Looking at this NimblePool V2 implementation issue, I can see the core problem: the worker initialization is timing out because the initialization ping isn’t receiving a response. Let me analyze the specific technical details and provide you with concrete solutions.
Root Cause Analysis
The main issue is in the PoolWorkerV2.send_initialization_ping/1
function. Looking at the code:
- Worker starts Python process with pool-worker mode
- Sends initialization ping with
request_id = 0
- Waits for response but times out after 5 seconds
- Python process appears to be running but not responding
Key Problems Identified
1. Port Message Format Issue
The current code sends the message like this:
send(worker_state.port, {self(), {:command, request}})
But with {:packet, 4}
mode, the port already handles length prefixing. The issue might be that request
is already encoded as JSON string, but needs to be binary.
2. Python Side Expectations
Looking at the Python bridge code, in pool-worker mode it expects to receive messages in the same format as standalone mode, but the initialization sequence might be different.
Solutions
Solution 1: Fix Port Communication
In pool_worker_v2.ex
, modify the send_initialization_ping
function:
defp send_initialization_ping(worker_state) do
request_id = 0 # Special ID for init ping
request = Protocol.encode_request(request_id, :ping, %{
initialization: true,
worker_id: worker_state.worker_id
})
# Ensure request is binary
request_binary = :erlang.iolist_to_binary(request)
Logger.info("Sending init ping request (#{byte_size(request_binary)} bytes): #{inspect(request_binary)}")
try do
# Send the binary data
send(worker_state.port, {self(), {:command, request_binary}})
receive do
{port, {:data, data}} when port == worker_state.port ->
Logger.debug("Received init response data: #{inspect(data, limit: :infinity)}")
# ... rest of the response handling
Solution 2: Check Python Script Arguments
The Python script might not be properly handling the pool-worker mode. Make sure the Python side is receiving and processing the arguments correctly:
# In dspy_bridge.py, verify the argument parsing:
def main():
parser = argparse.ArgumentParser(description='DSPy Bridge for Elixir Integration')
parser.add_argument('--mode', choices=['standalone', 'pool-worker'], default='standalone',
help='Bridge operation mode')
parser.add_argument('--worker-id', type=str, help='Worker ID for pool-worker mode')
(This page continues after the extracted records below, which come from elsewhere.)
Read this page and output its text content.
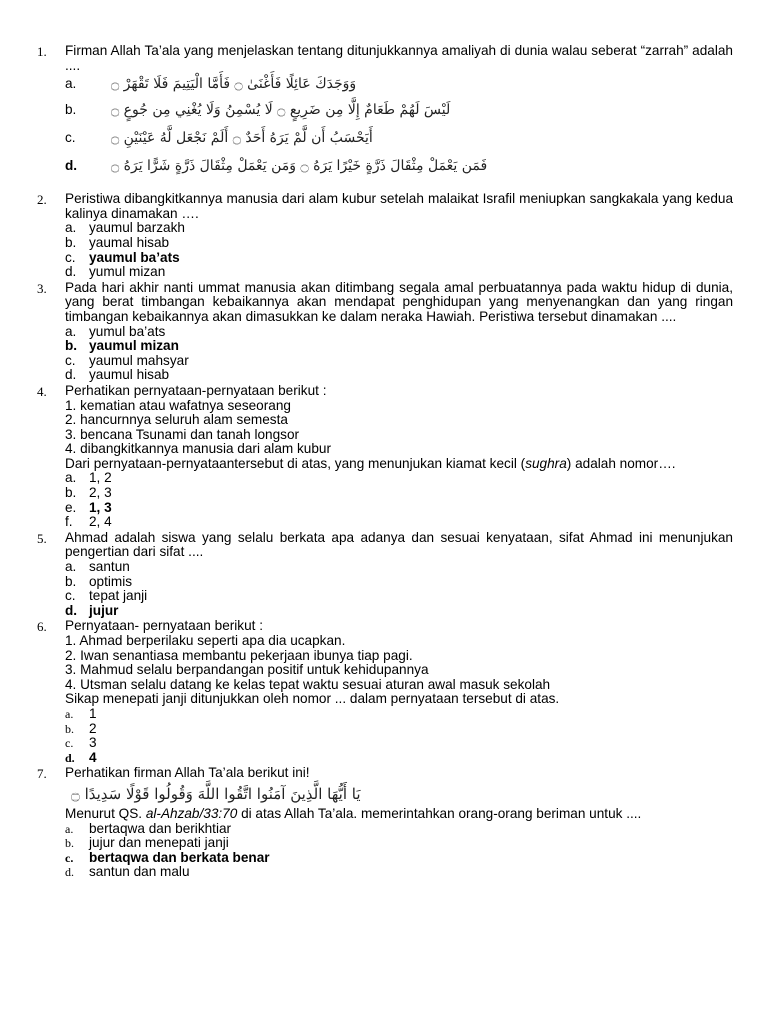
1. Firman Allah Ta’ala yang menjelaskan tentang ditunjukkannya amaliyah di dunia walau seberat “zarrah” adalah ....
a.	وَوَجَدَكَ عَائِلًا فَأَغْنَىٰ ۝ فَأَمَّا الْيَتِيمَ فَلَا تَقْهَرْ ۝
b.	لَيْسَ لَهُمْ طَعَامٌ إِلَّا مِن ضَرِيعٍ ۝ لَا يُسْمِنُ وَلَا يُغْنِي مِن جُوعٍ ۝
c.	أَيَحْسَبُ أَن لَّمْ يَرَهُ أَحَدٌ ۝ أَلَمْ نَجْعَل لَّهُ عَيْنَيْنِ ۝
d.	فَمَن يَعْمَلْ مِثْقَالَ ذَرَّةٍ خَيْرًا يَرَهُ ۝ وَمَن يَعْمَلْ مِثْقَالَ ذَرَّةٍ شَرًّا يَرَهُ ۝
2. Peristiwa dibangkitkannya manusia dari alam kubur setelah malaikat Israfil meniupkan sangkakala yang kedua kalinya dinamakan ….
a. yaumul barzakh
b. yaumal hisab
c. yaumul ba’ats
d. yumul mizan
3. Pada hari akhir nanti ummat manusia akan ditimbang segala amal perbuatannya pada waktu hidup di dunia, yang berat timbangan kebaikannya akan mendapat penghidupan yang menyenangkan dan yang ringan timbangan kebaikannya akan dimasukkan ke dalam neraka Hawiah. Peristiwa tersebut dinamakan ....
a. yumul ba’ats
b. yaumul mizan
c. yaumul mahsyar
d. yaumul hisab
4. Perhatikan pernyataan-pernyataan berikut :
1. kematian atau wafatnya seseorang
2. hancurnnya seluruh alam semesta
3. bencana Tsunami dan tanah longsor
4. dibangkitkannya manusia dari alam kubur
Dari pernyataan-pernyataantersebut di atas, yang menunjukan kiamat kecil (sughra) adalah nomor….
a. 1, 2
b. 2, 3
e. 1, 3
f. 2, 4
5. Ahmad adalah siswa yang selalu berkata apa adanya dan sesuai kenyataan, sifat Ahmad ini menunjukan pengertian dari sifat ....
a. santun
b. optimis
c. tepat janji
d. jujur
6. Pernyataan- pernyataan berikut :
1. Ahmad berperilaku seperti apa dia ucapkan.
2. Iwan senantiasa membantu pekerjaan ibunya tiap pagi.
3. Mahmud selalu berpandangan positif untuk kehidupannya
4. Utsman selalu datang ke kelas tepat waktu sesuai aturan awal masuk sekolah
Sikap menepati janji ditunjukkan oleh nomor ... dalam pernyataan tersebut di atas.
a. 1
b. 2
c. 3
d. 4
7. Perhatikan firman Allah Ta’ala berikut ini!
يَا أَيُّهَا الَّذِينَ آمَنُوا اتَّقُوا اللَّهَ وَقُولُوا قَوْلًا سَدِيدًا ۝
Menurut QS. al-Ahzab/33:70 di atas Allah Ta’ala. memerintahkan orang-orang beriman untuk ....
a. bertaqwa dan berikhtiar
b. jujur dan menepati janji
c. bertaqwa dan berkata benar
d. santun dan malu
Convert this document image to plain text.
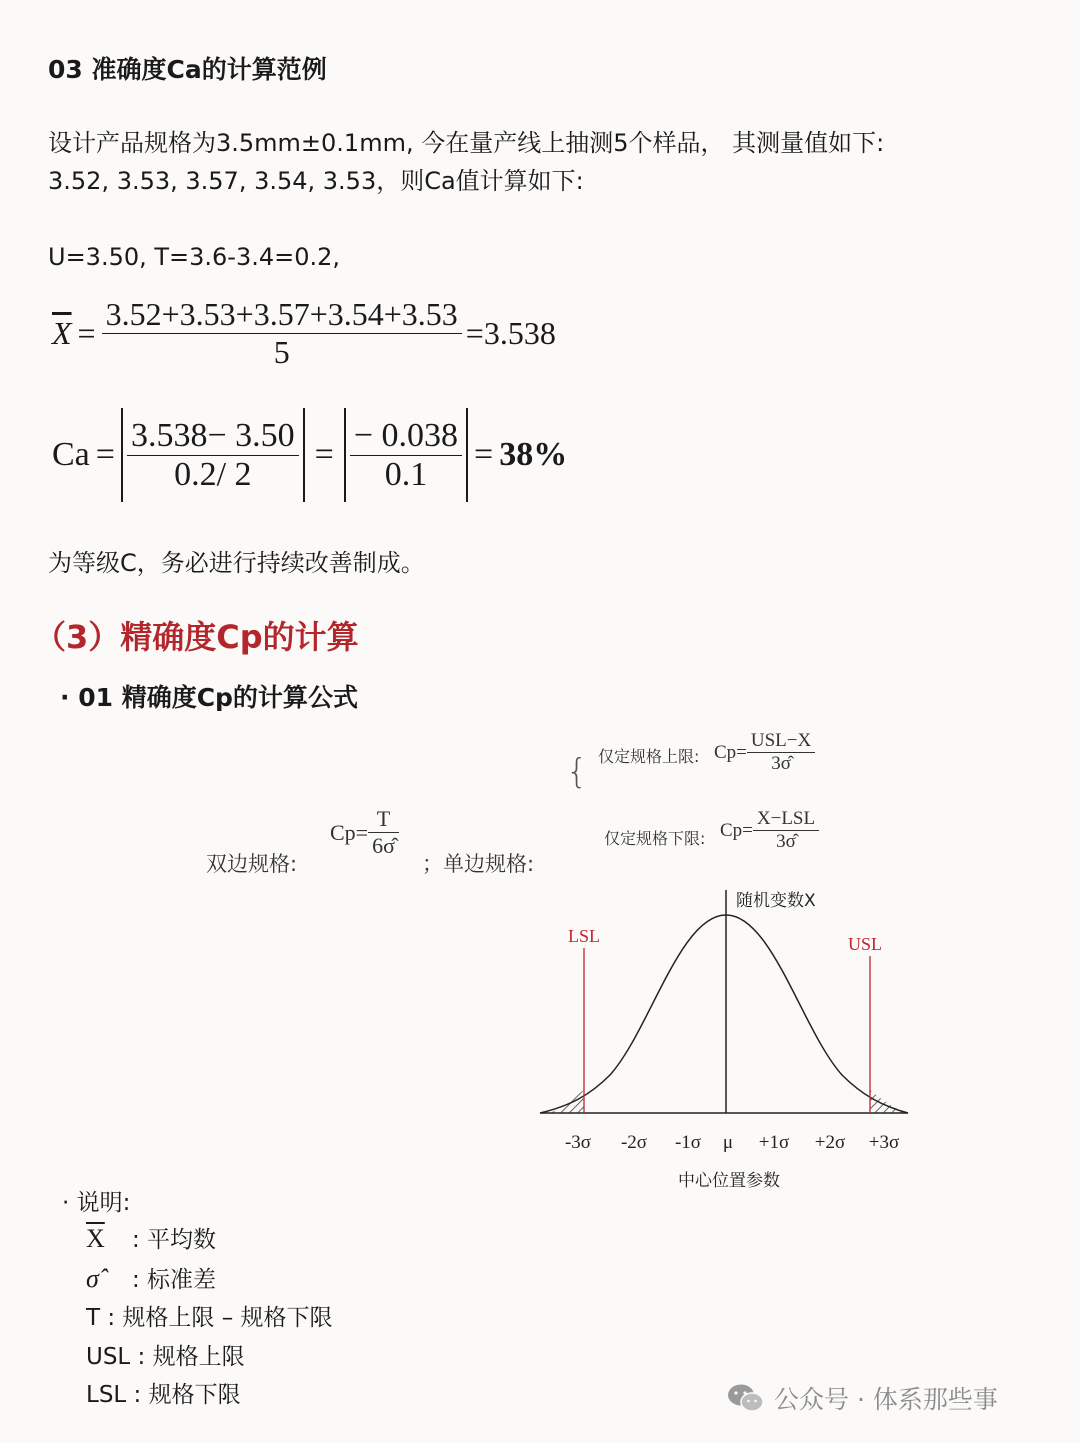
03 准确度Ca的计算范例
设计产品规格为3.5mm±0.1mm, 今在量产线上抽测5个样品， 其测量值如下:
3.52, 3.53, 3.57, 3.54, 3.53，则Ca值计算如下:
U=3.50, T=3.6-3.4=0.2,
$\overline{X} = \frac{3.52+3.53+3.57+3.54+3.53}{5} =3.538$
$Ca = \frac{3.538- 3.50}{0.2/ 2} = \frac{- 0.038}{0.1} = 38\%$
为等级C，务必进行持续改善制成。
（3）精确度Cp的计算
· 01 精确度Cp的计算公式
双边规格:
$Cp= \frac{T}{6\sigmâ}$
；单边规格:
{ 仅定规格上限: $Cp= \frac{\text{USL−X}}{3\sigmâ}$
仅定规格下限: $Cp= \frac{\text{X−LSL}}{3\sigmâ}$
LSL	USL
随机变数X
-3σ -2σ -1σ μ +1σ +2σ +3σ
中心位置参数
· 说明:
$\overline{X}$ : 平均数
σ̂ : 标准差
T : 规格上限 – 规格下限
USL : 规格上限
LSL : 规格下限	公众号 · 体系那些事
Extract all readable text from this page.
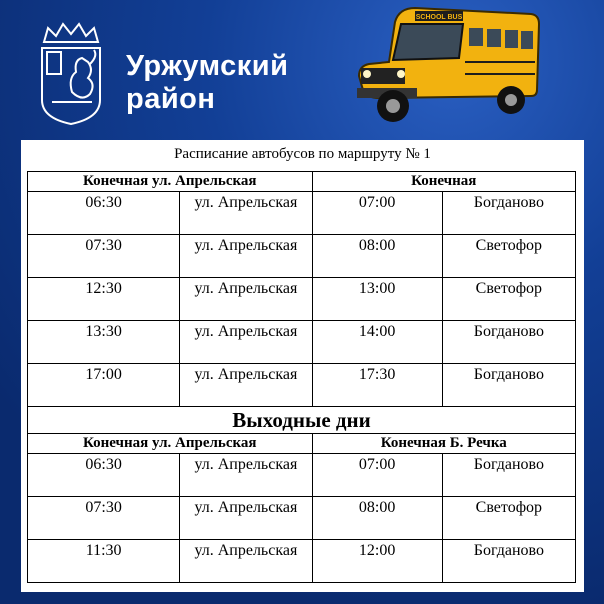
Уржумский
район
SCHOOL BUS
Расписание автобусов по маршруту № 1
Конечная ул. Апрельская		Конечная	
06:30	ул. Апрельская	07:00	Богданово
07:30	ул. Апрельская	08:00	Светофор
12:30	ул. Апрельская	13:00	Светофор
13:30	ул. Апрельская	14:00	Богданово
17:00	ул. Апрельская	17:30	Богданово
Выходные дни			
Конечная ул. Апрельская		Конечная Б. Речка	
06:30	ул. Апрельская	07:00	Богданово
07:30	ул. Апрельская	08:00	Светофор
11:30	ул. Апрельская	12:00	Богданово
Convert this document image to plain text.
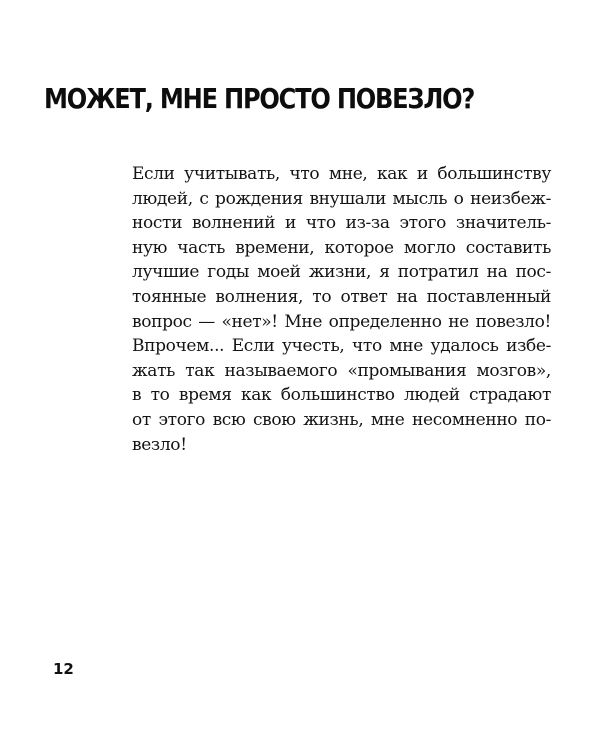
МОЖЕТ, МНЕ ПРОСТО ПОВЕЗЛО?
Если учитывать, что мне, как и большинству
людей, с рождения внушали мысль о неизбеж-
ности волнений и что из-за этого значитель-
ную часть времени, которое могло составить
лучшие годы моей жизни, я потратил на пос-
тоянные волнения, то ответ на поставленный
вопрос — «нет»! Мне определенно не повезло!
Впрочем... Если учесть, что мне удалось избе-
жать так называемого «промывания мозгов»,
в то время как большинство людей страдают
от этого всю свою жизнь, мне несомненно по-
везло!
12
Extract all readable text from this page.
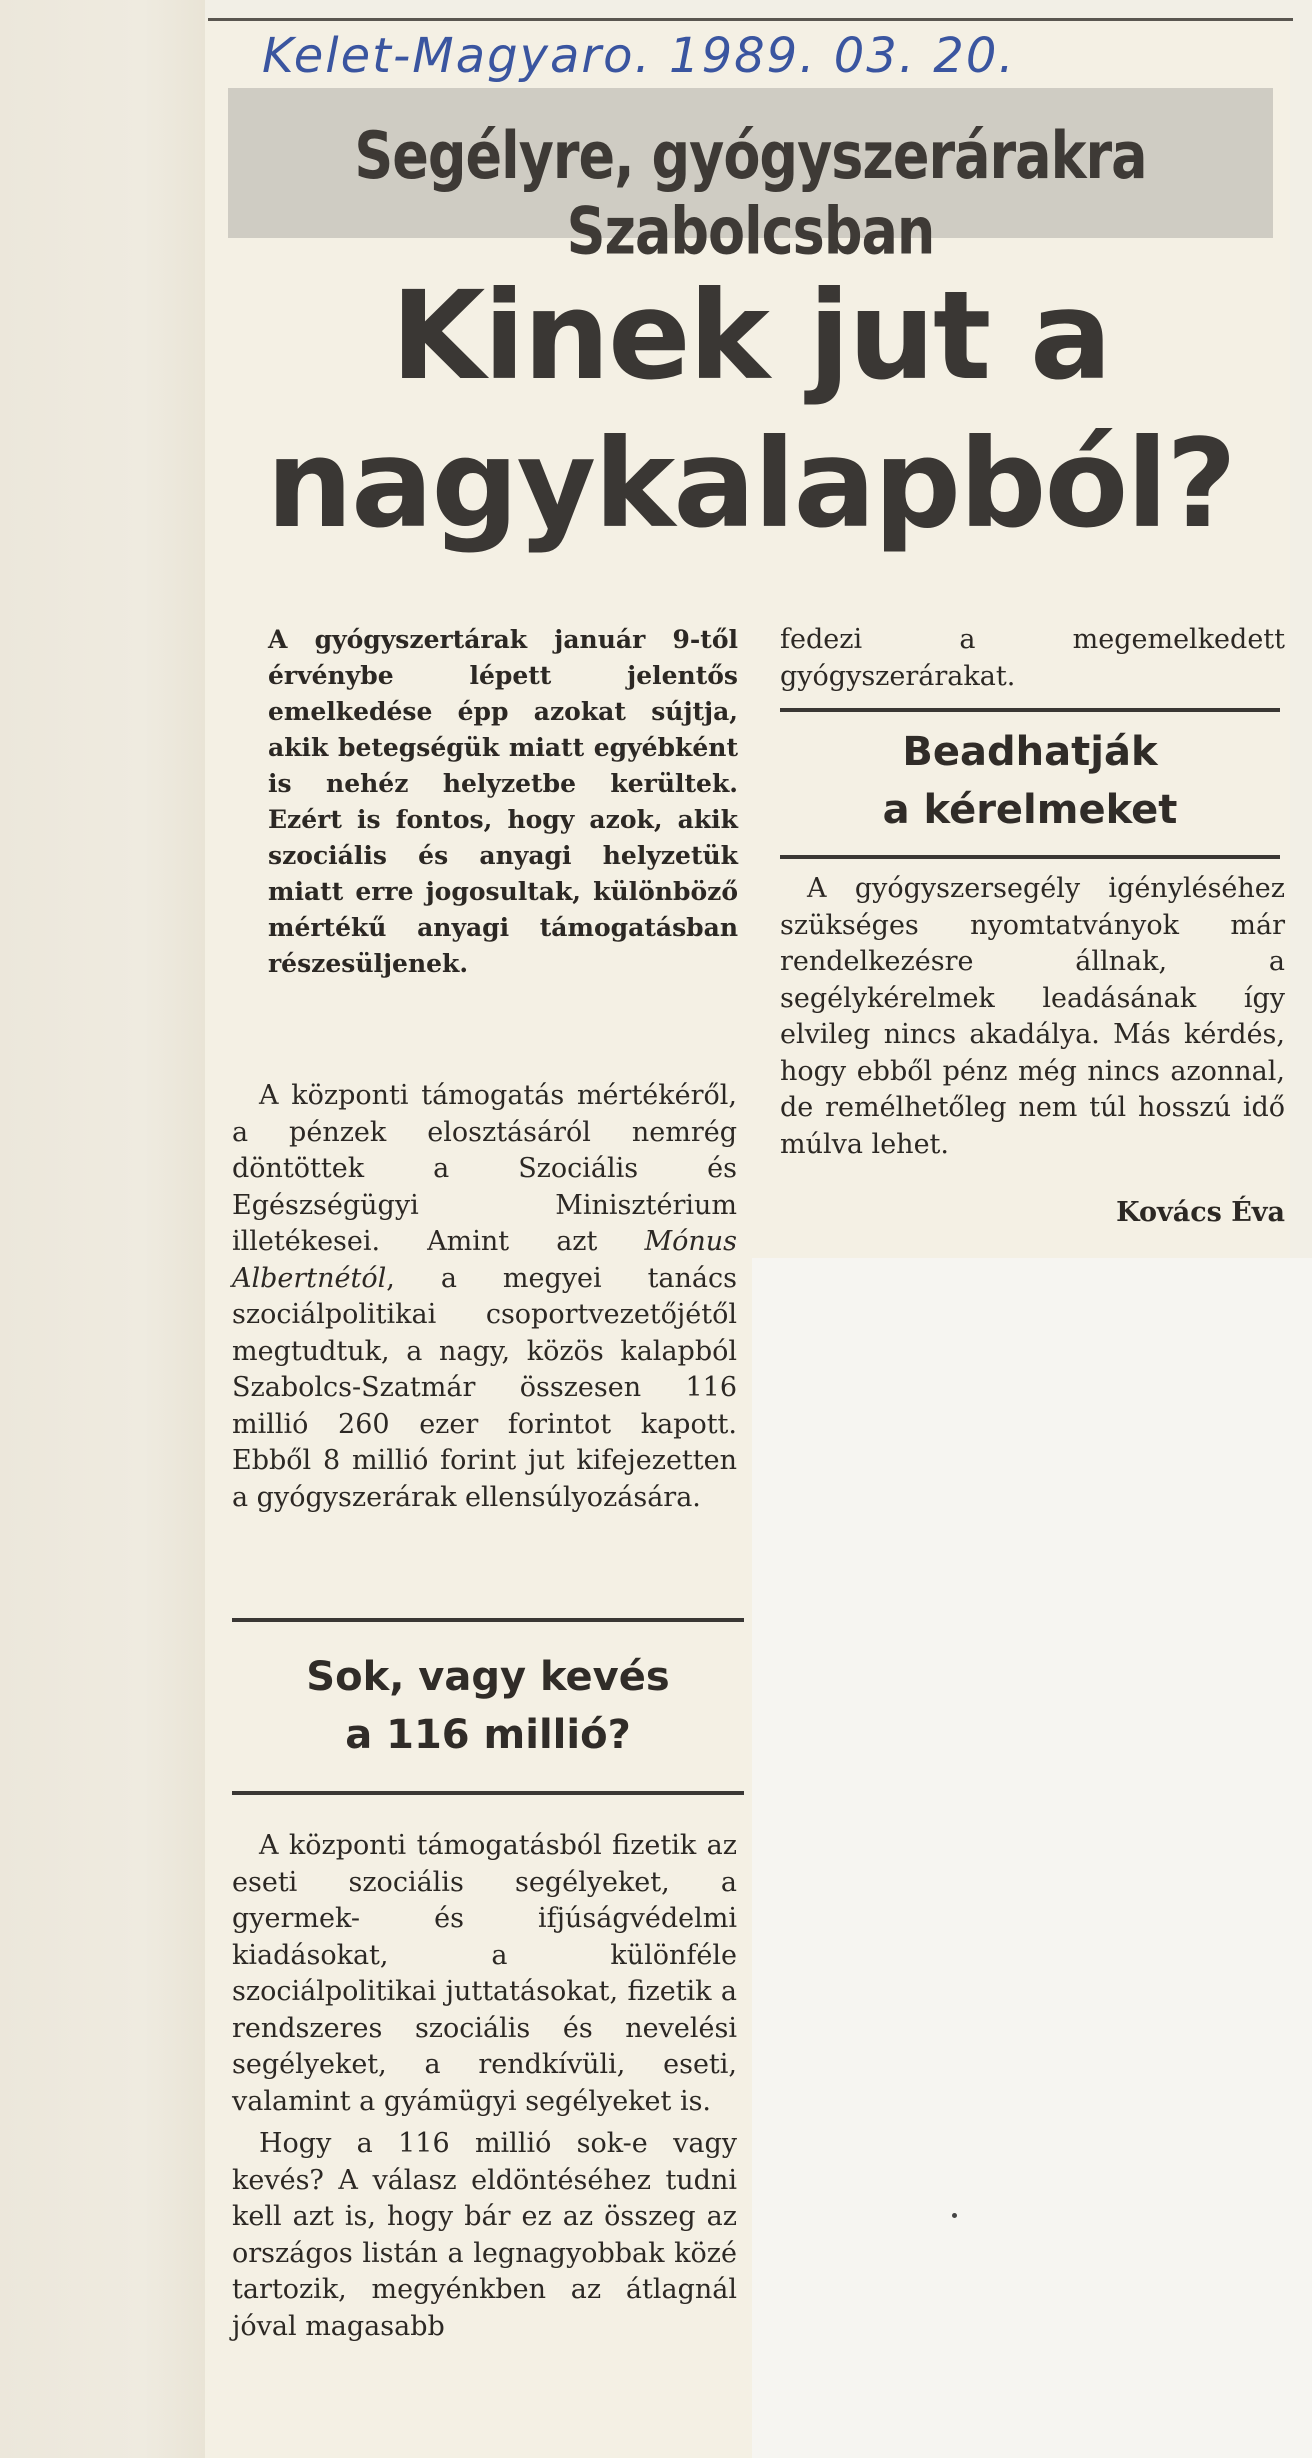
Kelet-Magyaro. 1989. 03. 20.
Segélyre, gyógyszerárakra Szabolcsban
Kinek jut a
nagykalapból?
A gyógyszertárak január 9-től érvénybe lépett jelentős emelkedése épp azokat sújtja, akik betegségük miatt egyébként is nehéz helyzetbe kerültek. Ezért is fontos, hogy azok, akik szociális és anyagi helyzetük miatt erre jogosultak, különböző mértékű anyagi támogatásban részesüljenek.

 A központi támogatás mértékéről, a pénzek elosztásáról nemrég döntöttek a Szociális és Egészségügyi Minisztérium illetékesei. Amint azt Mónus Albertnétól, a megyei tanács szociálpolitikai csoportvezetőjétől megtudtuk, a nagy, közös kalapból Szabolcs-Szatmár összesen 116 millió 260 ezer forintot kapott. Ebből 8 millió forint jut kifejezetten a gyógyszerárak ellensúlyozására.

Sok, vagy kevés
a 116 millió?

 A központi támogatásból fizetik az eseti szociális segélyeket, a gyermek- és ifjúságvédelmi kiadásokat, a különféle szociálpolitikai juttatásokat, fizetik a rendszeres szociális és nevelési segélyeket, a rendkívüli, eseti, valamint a gyámügyi segélyeket is.

 Hogy a 116 millió sok-e vagy kevés? A válasz eldöntéséhez tudni kell azt is, hogy bár ez az összeg az országos listán a legnagyobbak közé tartozik, megyénkben az átlagnál jóval magasabb

fedezi a megemelkedett gyógyszerárakat.

Beadhatják
a kérelmeket

 A gyógyszersegély igényléséhez szükséges nyomtatványok már rendelkezésre állnak, a segélykérelmek leadásának így elvileg nincs akadálya. Más kérdés, hogy ebből pénz még nincs azonnal, de remélhetőleg nem túl hosszú idő múlva lehet.

Kovács Éva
args = parser.parse_args()
# Add debug logging
print(f"Starting in {args.mode} mode with worker ID: {args.worker_id}", file=sys.stderr)
sys.stderr.flush() # Ensure immediate output
Solution 3: Capture Python Stderr for Debugging
Since you added :stderr_to_stdout
, you should be able to see Python errors. Add more detailed logging:
# In pool_worker_v2.ex init_worker/1
port_opts = [
:binary,
:exit_status,
{:packet, 4},
:stderr_to_stdout,
{:args, [script_path, "--mode", "pool-worker", "--worker-id", worker_id]}
]
# After starting the port, immediately check if it's alive
port = Port.open({:spawn_executable, python_path}, port_opts)
port_info = Port.info(port)
Logger.info("Port started with info: #{inspect(port_info)}")
Solution 4: Test Port Communication in Isolation
Create a simple test to verify port communication works:
defmodule PortTest do
def test_direct_communication do
# Start Python process
python_path = System.find_executable("python3")
script_path = Path.join(:code.priv_dir(:dspex), "python/dspy_bridge.py")
port = Port.open({:spawn_executable, python_path}, [
:binary,
:exit_status,
{:packet, 4},
:stderr_to_stdout,
{:args, [script_path, "--mode", "pool-worker", "--worker-id", "test"]}
])
# Send a simple ping
request = Jason.encode!(%{
"id" => 0,
"command" => "ping",
"args" => %{"initialization" => true}
})
send(port, {self(), {:command, request}})
# Wait for response
receive do
{^port, {:data, data}} ->
IO.puts("Received: #{inspect(data)}")
Jason.decode!(data)
{^port, {:exit_status, status}} ->
{:error, "Port exited with status: #{status}"}
other ->
{:error, "Unexpected message: #{inspect(other)}"}
after
5000 ->
{:error, "Timeout"}
end
end
end
Solution 5: Fix Process Ownership During Init
The issue might be that during init_worker
, the port is owned by the NimblePool process, not the worker. You might need to explicitly connect the port:
# In init_worker, after creating the port:
port = Port.open({:spawn_executable, python_path}, port_opts)
# Ensure we own the port
Port.connect(port, self())
Recommended Approach
- Start with Solution 4 - Test port communication in isolation to verify the basic setup works
- Apply Solution 1 - Ensure binary format for messages
- Use Solution 3 - Add comprehensive logging to see what’s happening
- If still failing, try Solution 5 - Fix process ownership
Alternative: Simplified V2 Without Full Refactor
If the full V2 refactoring proves too complex, consider a minimal fix to V1:
# In SessionPool, modify execute_in_session to spawn a Task:
def execute_in_session(session_id, command, args, opts \\ []) do
task = Task.async(fn ->
GenServer.call(__MODULE__, {:execute_in_session, session_id, command, args, opts})
end)
Task.await(task, Keyword.get(opts, :timeout, @default_operation_timeout))
end
This would move the blocking operation out of client GenServer.calls while keeping most of the V1 architecture intact.